Una diciottenne mette Vivi per sempre su Spotify: con quale stato d’animo deve affrontare la prima traccia per poi arrivare al’ultima?
Gli stati d’animo in questo disco sono molteplici, non chiude in maniera molto gioiosa. Però si chiama Vivi per sempre, un augurio rivolto a chiunque, chi ascolta il disco deve sentirsi esortato, potrebbe riferirsi a se stesso o anche a noi e alle nostre canzoni.
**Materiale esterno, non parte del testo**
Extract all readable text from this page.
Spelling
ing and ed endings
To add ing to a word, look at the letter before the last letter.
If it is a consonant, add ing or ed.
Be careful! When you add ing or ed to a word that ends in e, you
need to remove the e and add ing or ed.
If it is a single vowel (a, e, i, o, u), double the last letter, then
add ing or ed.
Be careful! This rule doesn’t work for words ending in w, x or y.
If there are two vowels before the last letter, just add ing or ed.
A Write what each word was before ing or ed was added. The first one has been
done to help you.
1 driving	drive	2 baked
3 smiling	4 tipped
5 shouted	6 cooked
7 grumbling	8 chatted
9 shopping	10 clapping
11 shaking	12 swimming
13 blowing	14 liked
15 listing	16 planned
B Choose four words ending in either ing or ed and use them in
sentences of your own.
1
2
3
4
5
Qualcosa ti lascia, come è stato per la musica che abbiamo ascoltato noi, deve smuoverti dentro, noi non sappiamo una diciottenne cosa possa provare perché non abbiamo più quella vita, l’approccio è libero, libertà totale, ti fai un’esperienza che dura mezzora e poi ci pensi su e te lo porti al live.
Se Sfera Ebbasta dice “ricchi per sempre” voi rispondete “vivi per sempre”.
Non bazzichiamo molto quel mondo lì e quando è uscito il disco !ah abbiamo fatto Sfera Ebbasta!, vivi per sempre è un concetto più profondo dell’altro.
Come diceva Freddie Mercury “chi è che vuole vivere per sempre”?
Sicuramente noi auguriamo una vita eterna alle cose che ci piacciono e ci fanno stare bene, è per questo che il titolo dà molto spazio a tante interpretazioni ed è come Avete ragione tutti, un messaggio ampio che interpreti a tuo modo.